D.   Faktor-faktor yang berkaitan dengan Kecakapan Berbahasa
Di sini kecakapan bahasa fungsional mengacu pada keterampilan performansi dan perilaku tertentu dalam modalitas-modalitas bahasa yakni mendengarkan, bertutur, membaca, dan menulis. Kecakapan berbahasa juga mencakup berbagai keterampilan dan perilaku yang berada di luar unsur-unsur bahasa yang murni bersifat linguistik
Papalia (1983) berpendapat bahwa kecakapan berkomunikasi tergantung pada :
1.      Penggunaan bahasa interaksi dalam konteks sekolah
2.      Kompetensi linguistik
3.      Wacana dan inferensi kultural
4.      Fungsi strategis
Unsur-unsur ini dapat beroperasi secara bersamaan dengan mengkaji dua contoh kurikulum terpadu.
Asesmen kecakapan lisan dengan menggunakan prosedur-prosedur wawancara ACTFL/ETS (1982) Mengikuti rangkaian percakapan tertentu. Pada umumnya siswa bermain “follow the leader” (ikuti pemimpin), dengan menjawab pertanyaan-pertanyaan dan membicarakan tentang topik-topik yang diajukan oleh pewawancara dan mengajukan serangkaian pertanyaan kepada pewawancara dalam situasi permainan peran yang terstruktur :
1.      Warm-up (pemanasan) selama fase ini peneliti berupaya membuat kandidat merasa tenang.
2.      Level Check. Tujuan fase ini adalah untuk menentukan tingkat tertinggi dimana kandidat secara paling nyaman dan paling konsisten dapat mempertahankan permormasi bertutur.
3.      Penyelidikan. Fase ini memberikan kesempatan untuk menetapkan plafon yang di luar tingkat ini performansi bahasa kandidat mengalami kemacetan.
4.      Wind-down. Tujuan fase ini adalah untuk mengijinkan kandidat meninggalakan wawancara dengan rasa berprestasi.

E.   Perkembangan Kecakapan Bahasa Kedua
Cummins 1980 mengutip penelitian kanada dari sebuah kajian terhadap anak-anak imigran yang menguasai keterampilan komunikasi lisan dalam pendidikan di sekolah sekitar dua tahun.

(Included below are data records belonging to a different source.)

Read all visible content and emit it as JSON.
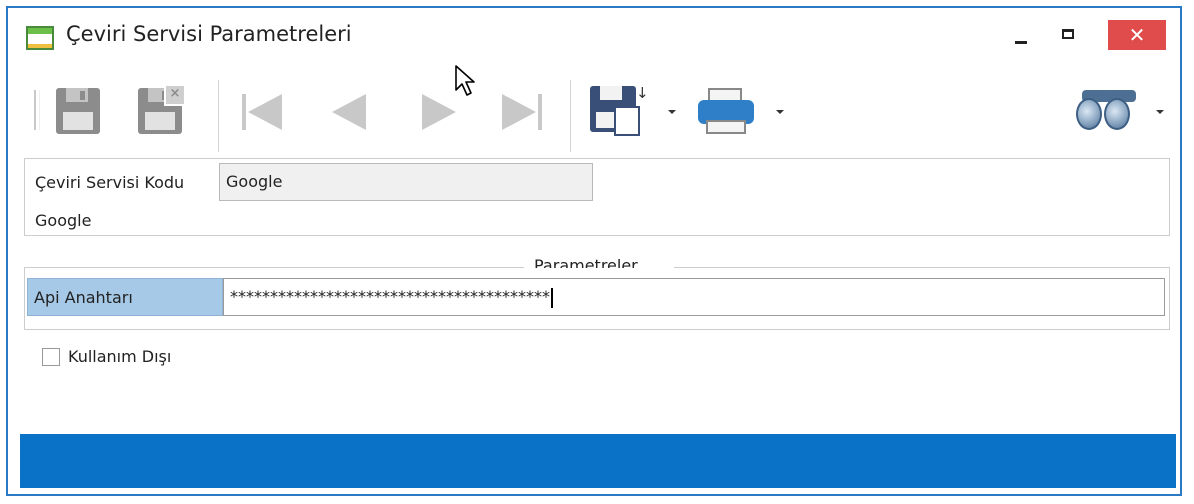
{
  "window": {
    "title": "Çeviri Servisi Parametreleri",
    "close_glyph": "✕",
    "border_color": "#2a79c4"
  },
  "toolbar": {
    "icons": [
      "save-icon",
      "cancel-save-icon",
      "first-record-icon",
      "previous-record-icon",
      "next-record-icon",
      "last-record-icon",
      "export-icon",
      "print-icon",
      "find-icon"
    ]
  },
  "header_panel": {
    "code_label": "Çeviri Servisi Kodu",
    "code_value": "Google",
    "description": "Google"
  },
  "parameters": {
    "group_title": "Parametreler",
    "api_key_label": "Api Anahtarı",
    "api_key_value": "****************************************"
  },
  "options": {
    "disabled_label": "Kullanım Dışı",
    "disabled_checked": false
  },
  "colors": {
    "accent": "#0a73c7",
    "label_highlight": "#a6c9e8",
    "close_button": "#e04b4b"
  }
}
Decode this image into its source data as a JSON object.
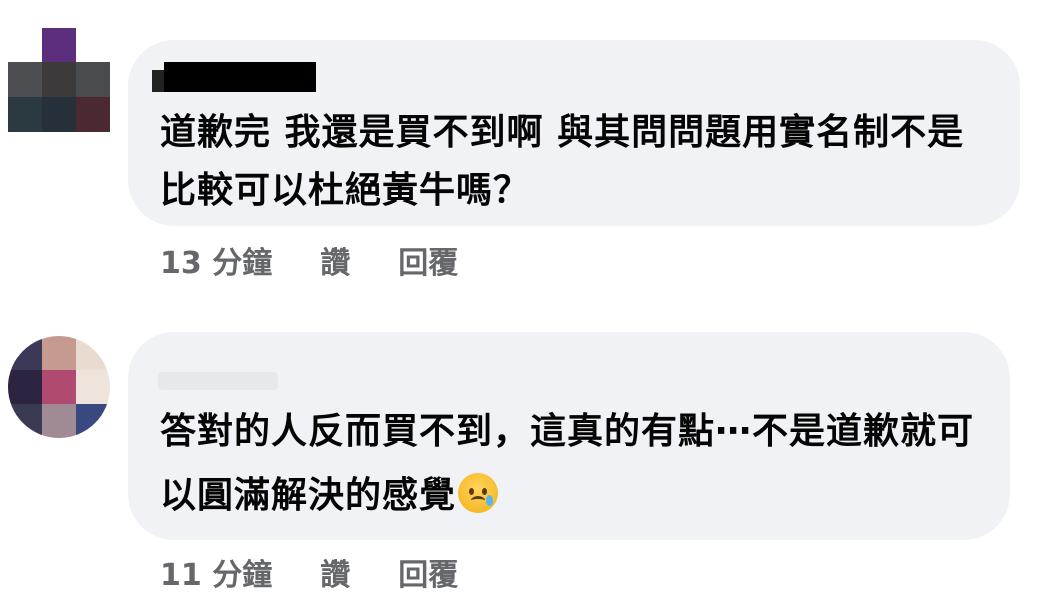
{
  "comments": [
    {
      "text": "道歉完 我還是買不到啊 與其問問題用實名制不是比較可以杜絕黃牛嗎？",
      "time": "13 分鐘",
      "like_label": "讚",
      "reply_label": "回覆"
    },
    {
      "text": "答對的人反而買不到，這真的有點⋯不是道歉就可以圓滿解決的感覺",
      "emoji": "crying-face-icon",
      "time": "11 分鐘",
      "like_label": "讚",
      "reply_label": "回覆"
    }
  ]
}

Dibutuhkan waktu antara lima hingga tujuh tahun bagi anak-anak tersebut untuk menguasai keterampilan kognitif bahasa ( yang tidak terikat dengan konteks) dalam kaitannya dengan tugas-tugas akademik.
Menurut Harley, Allen, Cummins, & Swin, 1990 : Pemerolehan kompetisi wacana dan aspek-aspek kecakapan tertulis di antara para siswa tampaknya sangat berkaitan dengan kemampuan kognitif.
Para siswa penutur bahasa inggris yang mengikuti program-program total-immersion sejak awal, yang dimulai pada taman kanak-kanak, paling sukses dalam memperoleh penguasaan bahasa perancis seperti penutur aslinya. Program-program lain (Immersion sebagian sejak awal atau immersion dikemudian hari, yang dimulai pada kelas-kelas pertengahan) kurang sukses dalam menghasilkan para siswa bilingual, tetapi mereka lebih unggul terhadap model pembelajaran bahasa yang lazim sebagai mata pelajaran (Swain & Lapkin, 1982).